While this does not mean that they will not contract COVID-19 or be infectious, it reduces the risk and severity of the disease and the spread of the virus, said Defence Minister Dr Ng Eng Hen.
"Going forward, we will not need to close the training schools like BMTC… (and) we can avoid disruptions to NS activities," said Dr Ng during his annual SAF Day interview.
A robust COVID-19 management system in BMTC is also critical for ops readiness, added BMTC Commander, Colonel (COL) Yee Kok Meng: "BMTC is the SAF's critical starting point for the its force generation system, and is essential for the build-up of our operational units and future commanders."
Protection for pre-enlistees
As part of the fight against COVID-19, BMTC has prioritised vaccination for its pre-enlistees and recruits.
The latest BMTC cohort received the first dose between 8 and 11 Jun at Selarang Camp, before enlisting on 29 Jun. They will be administered their second dose while in BMTC.
While the vaccinations are not mandatory, more than 90 per cent of recruits have opted to receive them.

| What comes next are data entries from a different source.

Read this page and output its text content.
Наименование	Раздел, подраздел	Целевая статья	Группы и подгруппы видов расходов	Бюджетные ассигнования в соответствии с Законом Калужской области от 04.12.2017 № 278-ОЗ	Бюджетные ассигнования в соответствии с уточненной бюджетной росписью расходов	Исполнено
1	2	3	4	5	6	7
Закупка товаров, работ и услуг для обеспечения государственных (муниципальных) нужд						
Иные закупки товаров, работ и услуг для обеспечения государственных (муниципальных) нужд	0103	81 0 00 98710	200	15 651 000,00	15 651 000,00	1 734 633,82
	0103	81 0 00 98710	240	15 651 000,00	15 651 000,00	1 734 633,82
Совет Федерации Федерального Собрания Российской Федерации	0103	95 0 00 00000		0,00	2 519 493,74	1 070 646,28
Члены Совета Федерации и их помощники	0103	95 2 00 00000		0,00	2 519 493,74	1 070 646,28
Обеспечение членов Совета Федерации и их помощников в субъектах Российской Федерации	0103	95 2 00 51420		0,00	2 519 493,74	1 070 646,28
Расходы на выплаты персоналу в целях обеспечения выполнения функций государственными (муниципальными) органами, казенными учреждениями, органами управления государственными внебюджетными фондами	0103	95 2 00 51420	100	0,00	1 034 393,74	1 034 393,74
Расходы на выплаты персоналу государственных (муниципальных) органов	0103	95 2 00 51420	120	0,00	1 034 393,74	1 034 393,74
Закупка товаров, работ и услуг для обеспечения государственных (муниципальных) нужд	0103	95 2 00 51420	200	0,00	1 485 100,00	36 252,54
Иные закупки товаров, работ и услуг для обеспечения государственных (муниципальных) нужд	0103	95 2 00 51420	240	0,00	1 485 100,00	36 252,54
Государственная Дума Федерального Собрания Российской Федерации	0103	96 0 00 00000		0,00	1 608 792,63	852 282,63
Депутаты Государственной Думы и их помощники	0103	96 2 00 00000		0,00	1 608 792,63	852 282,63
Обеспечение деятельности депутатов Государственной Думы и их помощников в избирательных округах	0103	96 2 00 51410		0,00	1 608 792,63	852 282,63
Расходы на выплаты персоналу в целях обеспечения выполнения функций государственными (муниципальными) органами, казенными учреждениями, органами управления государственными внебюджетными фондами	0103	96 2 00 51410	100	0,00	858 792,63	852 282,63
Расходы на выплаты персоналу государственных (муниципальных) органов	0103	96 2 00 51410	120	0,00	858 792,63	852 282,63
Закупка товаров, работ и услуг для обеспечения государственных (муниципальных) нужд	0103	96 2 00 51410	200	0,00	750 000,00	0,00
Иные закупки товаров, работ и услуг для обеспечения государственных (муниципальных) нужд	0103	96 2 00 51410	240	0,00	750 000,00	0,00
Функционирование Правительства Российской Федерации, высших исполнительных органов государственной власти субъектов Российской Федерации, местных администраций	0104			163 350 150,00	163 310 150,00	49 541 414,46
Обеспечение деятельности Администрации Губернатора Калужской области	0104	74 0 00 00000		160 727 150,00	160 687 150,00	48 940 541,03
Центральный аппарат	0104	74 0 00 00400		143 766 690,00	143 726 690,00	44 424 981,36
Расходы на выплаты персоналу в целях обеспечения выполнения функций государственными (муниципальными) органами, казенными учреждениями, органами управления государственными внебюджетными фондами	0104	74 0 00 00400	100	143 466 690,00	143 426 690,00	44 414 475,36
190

This was aided by engagement sessions held with pre-enlistees and their parents, before their vaccinations, said COL Yee.
"One of the school’s commanding officers and a medical officer (would be there), so that they can answer their questions, be it medical or process questions. This will allay the concerns from parents and pre-enlistees," he said.
On enlistment day, recruits also go through a pre-entry swab at Selarang Camp before heading to Pulau Tekong.
The SAF is also building its testing capabilities with faster and less invasive methods such as Deep Throat Saliva Point-of-Care Tests and Do-It-Yourself Antigen Rapid Test Kits. These allow for early detection in a more practical and sustainable manner.
Measures in training
At BMTC, recruits continue to conduct training in section-level functional groups, with safe management measures in place.
Staggered meal times as well as book-in and book-outs times are also in place, with no intermingling between functional groups.
"We continue to do our training in small groups, such that if there is a positive case, we can keep the numbers small and ring-fence the group accordingly," said COL Yee.
In the event of a suspected case, the recruit would be sent to the medical centre immediately, while his group continues their training through online learning in their bunks, and have their meals brought to them.
Trainers who interact with different functional groups also undergo routine rostered testing every seven to 14 days.
BMTC has also started wastewater surveillance, as an additional way to monitor for signs of COVID-19.
Book out, stay safe
Since the national Phase 2 (Heightened Alert) period, BMTC has issued the Stay Home Restriction Order for recruits during their weekend book-outs.
Commanders also call their recruits twice a day – once in the morning and once in the evening – to check on their temperature. Recruits are to inform their commanders if they head out for essential activities, such as getting meals.
This encourages recruits not to leave home except for essential trips, as there still lies the risk of community infections, said COL Yee.
He added that such restrictions will continue to be reviewed according to the national COVID-19 situation.
"I think everyone’s aim is of course to have zero COVID cases. But…we are prepared (that if) there is any suspected case, we are able to swiftly detect the case and have our own measures in place so that we can keep the number small, and continue training in an endemic COVID-19."